Questlove — the producer, documentary filmmaker, creator and longtime bandleader of the Roots — is somebody who has thought fairly a bit about this high quality in music, the ineffable alchemy that may happen when sure musicians be a part of collectively. When he first noticed Khruangbin, he was grabbed by not simply the best way they performed, but in addition by their excessive stage of togetherness. “They are so nicely gelled,” is how he described it. This high quality, he went on, was a really uncommon factor, notably in a trio. “Think of the Police,” he mentioned. “Like, it’s so arduous to try this. Musically talking, it’s important to examine your ego on the door and simply belief that somebody utterly will get you.” And the Police had been plagued sufficient by bickering to disband after about eight years — Khruangbin has, thus far, been collectively for about 14.
After he first noticed Khruangbin carry out, Questlove reached out to the group.

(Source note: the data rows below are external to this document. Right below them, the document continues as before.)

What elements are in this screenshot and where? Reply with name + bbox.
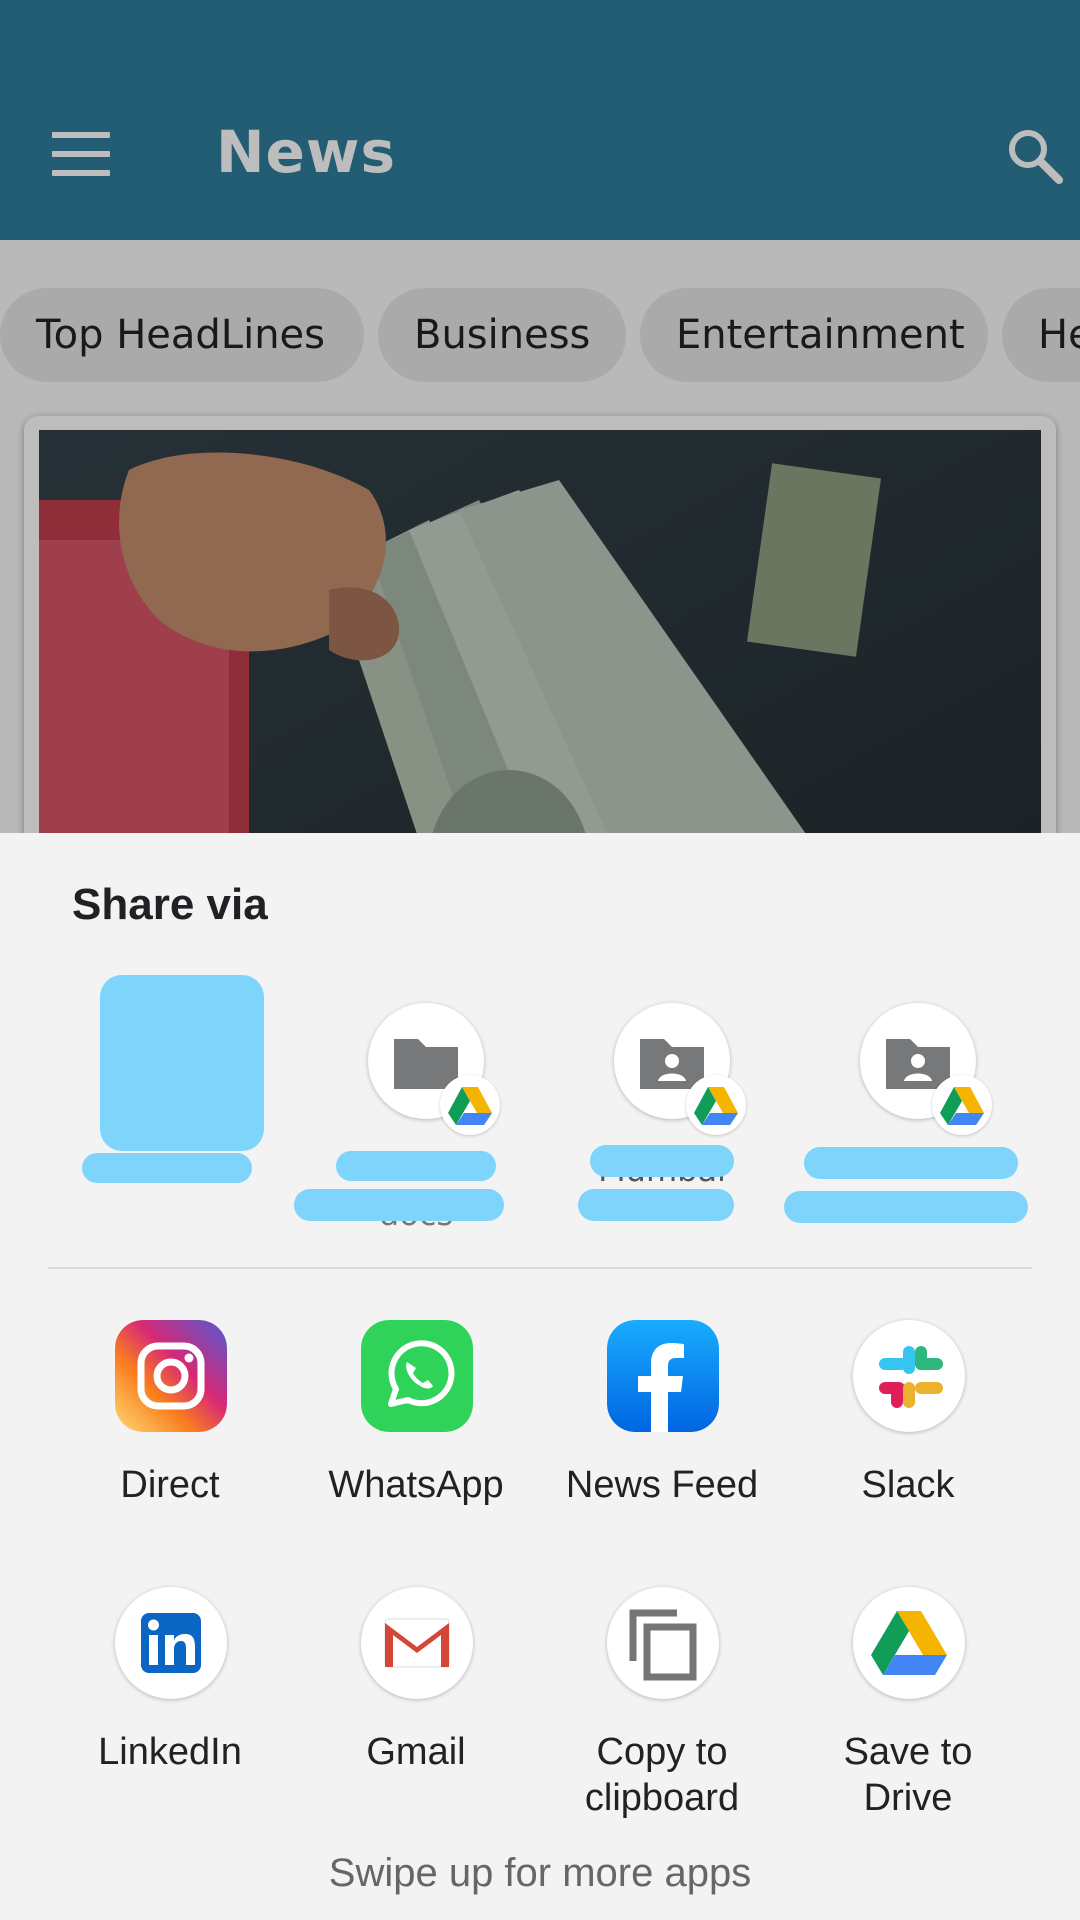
share-sheet: Share via docs Mumbai (0, 833, 1080, 1920)
redacted-label (578, 1189, 734, 1221)
share-app-facebook-news-feed[interactable]: News Feed (552, 1320, 772, 1550)
share-app-whatsapp[interactable]: WhatsApp (306, 1320, 526, 1550)
facebook-icon (607, 1320, 719, 1432)
whatsapp-icon (361, 1320, 473, 1432)
redacted-label (82, 1153, 252, 1183)
instagram-icon (115, 1320, 227, 1432)
share-app-save-to-drive[interactable]: Save to Drive (798, 1587, 1018, 1819)
direct-share-target-1[interactable] (72, 975, 272, 1243)
app-label: Direct (120, 1464, 220, 1506)
app-label: LinkedIn (98, 1731, 242, 1773)
redacted-label (294, 1189, 504, 1221)
gmail-icon (361, 1587, 473, 1699)
swipe-up-hint: Swipe up for more apps (328, 1851, 752, 1895)
app-label: Gmail (366, 1731, 466, 1773)
copy-icon (607, 1587, 719, 1699)
google-drive-icon (853, 1587, 965, 1699)
google-drive-badge-icon (932, 1075, 992, 1135)
direct-share-target-4[interactable] (784, 983, 1028, 1243)
redacted-label (590, 1145, 734, 1177)
app-label: Copy to clipboard (584, 1731, 740, 1819)
google-drive-badge-icon (686, 1075, 746, 1135)
share-app-copy-clipboard[interactable]: Copy to clipboard (552, 1587, 772, 1819)
share-sheet-title: Share via (72, 880, 268, 929)
redacted-avatar (100, 975, 264, 1151)
app-label: News Feed (565, 1464, 759, 1506)
direct-share-target-3[interactable]: Mumbai (562, 983, 762, 1243)
share-app-gmail[interactable]: Gmail (306, 1587, 526, 1817)
redacted-label (336, 1151, 496, 1181)
share-app-linkedin[interactable]: LinkedIn (60, 1587, 280, 1817)
share-app-slack[interactable]: Slack (798, 1320, 1018, 1550)
share-app-instagram-direct[interactable]: Direct (60, 1320, 280, 1550)
sheet-divider (48, 1267, 1032, 1269)
google-drive-badge-icon (440, 1075, 500, 1135)
redacted-label (784, 1191, 1028, 1223)
slack-icon (853, 1320, 965, 1432)
redacted-label (804, 1147, 1018, 1179)
app-label: Slack (861, 1464, 955, 1506)
linkedin-icon (115, 1587, 227, 1699)
app-label: WhatsApp (328, 1464, 504, 1506)
direct-share-target-2[interactable]: docs (294, 983, 516, 1243)
app-label: Save to Drive (843, 1731, 973, 1819)
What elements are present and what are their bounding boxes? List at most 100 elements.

He was enamored with their sound, he informed me, and wished to discover a method to assist them protect it. “They have magic — I don’t need them to ever lose that. You know what I imply?” I needed to admit that, whereas I form of understood, I had additionally by no means been a member of a wildly in style band: How did one lose the magic? That was simple, Questlove mentioned: By not checking your ego. By having “one particular person stand like, ‘Oh, take a look at me, take a look at me.’” This was particularly troublesome to keep away from, he mentioned, as a result of musicianship, like a lot else nowadays, was more and more targeted on the person. So how did Khruangbin gel so nicely, and keep nicely gelled?
Speer and Johnson first met in 2004, when the Houston keyboard hero Cleo Sample, who has toured with D’Angelo, pointed Speer out to Johnson, saying, “That white boy, he’s superb.” Both musicians had been gigging closely in Houston: Johnson performed in funk and jazz combos when he wasn’t enjoying organ in church, whereas Speer performed with nearly anybody, from ska, hip-hop and rockabilly to zydeco and R.&B. He was, Johnson says, “like a Swiss Army utility knife that may do all of it.” Speer usually felt as if he had been the one man on the town transferring amongst all these totally different scenes, and he took delight in attempting to make musical connections amongst them. He performed guitar with Solange Knowles, again when she was performing as Solo Star, and remembers asking: “Solo, have you ever listened to the Flaming Lips?”